Gov. Jerry Brown recently delivered his final “State of the State” address to the Legislature. Whether you agree or disagree with his policies, he will leave a deep legacy of public service in our state that will be felt for decades to come.
The governor not surprisingly touted what he viewed as his accomplishments. I do give him credit for adding money to California’s “rainy day” fund for fiscal emergencies. He is right to warn that a pending economic recession could cause a $20 billion yearly shortfall and that it is better to prepare now than later.
However, the picture of California that he painted in his speech downplays festering liabilities of the state. Whether he acknowledges it or not, there is a growing crisis of affordability and accountability.
First and foremost, California has the nation’s highest poverty rate, when factoring in cost-of-living. One out of five Californians is poor. The poverty rate is partially driven by the state’s housing costs that have made buying a home difficult. Yet the state’s solution to address housing costs is the same to every problem — add more regulations and fees. For example, the governor signed Senate Bill 35 last year that could add $84,000 to the cost of building a 2,600-square-foot home by requiring “prevailing” wages on new construction.
Whether it is housing, taxes or transportation, Californians are paying more now than ever before. But Sacramento is not starving for money. Under Gov. Brown, the budget has risen by 52.4 percent from $86.4 billion in 2011-12 to a proposed $131.7 billion in 2018-19. However, California’s population did not grow by 52.4 percent during the past eight years. So where is the money going? Some is going to grow government entitlement programs and to questionable priorities such as high-speed rail.

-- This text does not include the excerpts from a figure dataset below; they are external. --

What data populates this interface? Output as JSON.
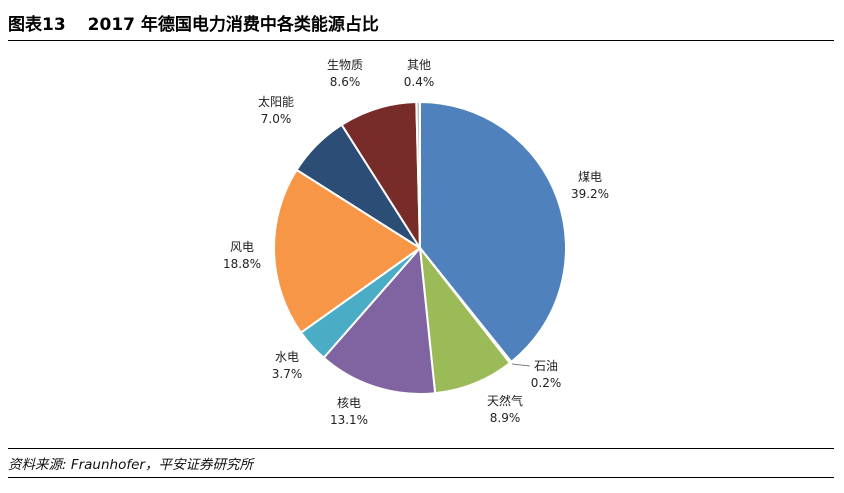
{
  "header": {
    "figure_label": "图表13",
    "title": "2017 年德国电力消费中各类能源占比"
  },
  "footer": {
    "source": "资料来源: Fraunhofer，平安证券研究所"
  },
  "chart_data": {
    "type": "pie",
    "start_angle_deg": 0,
    "direction": "clockwise",
    "slice_border_color": "#ffffff",
    "slices": [
      {
        "label": "煤电",
        "value": 39.2,
        "value_label": "39.2%",
        "color": "#4F81BD"
      },
      {
        "label": "石油",
        "value": 0.2,
        "value_label": "0.2%",
        "color": "#4BACC6"
      },
      {
        "label": "天然气",
        "value": 8.9,
        "value_label": "8.9%",
        "color": "#9BBB59"
      },
      {
        "label": "核电",
        "value": 13.1,
        "value_label": "13.1%",
        "color": "#8064A2"
      },
      {
        "label": "水电",
        "value": 3.7,
        "value_label": "3.7%",
        "color": "#4BACC6"
      },
      {
        "label": "风电",
        "value": 18.8,
        "value_label": "18.8%",
        "color": "#F79646"
      },
      {
        "label": "太阳能",
        "value": 7.0,
        "value_label": "7.0%",
        "color": "#2C4D75"
      },
      {
        "label": "生物质",
        "value": 8.6,
        "value_label": "8.6%",
        "color": "#772C2A"
      },
      {
        "label": "其他",
        "value": 0.4,
        "value_label": "0.4%",
        "color": "#C0C0C0"
      }
    ]
  }
}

This leads to my second point — the lack of accountability in state spending. According to recent media reports, California will have to spend another $2.8 billion to build an unneeded train while Californians are stuck paying higher gas and car taxes. That is $2.8 billion we could use for other priorities — such as repairing roads and our aging water infrastructure. With no private investment coming, it is time for the governor to put the brakes on his legacy train.
The governor and the Democratic-controlled Legislature are also neglecting to fully meet the promises that the state has made to Californians.
Take Proposition 30 (2012) for example, the “temporary” income tax increase to fund education. Despite the promises made to use the funds for education, the current budget spends billions of dollars from Prop. 30 on non-education items.
New housing developments with requirements to provide new schools are feeling the pressure. California is waiting longer to build or modernize schools because most of the bonds are not being issued. Why are we not building and fixing schools sooner?
The governor and Legislature also promised construction of additional water storage if voters approved a water bond, which they did in 2014. To date, this additional water storage has yet to be realized. Where is the storage?
Last, but not least, the state has at least $234 billion in pension debt it owes to public employees and retirees. The California Public Employees’ Retirement System shows that, as of June 2016, CalPERS is underfunded by more than $138 billion. The teachers’ retirement system (CalSTRS) has a $96 billion shortfall. How is the state going to pay for this? The governor did not say.
In his final months in office, the governor can help boost his legacy by using his bully pulpit to address affordability and accountability. The promises made to Californians must be fulfilled.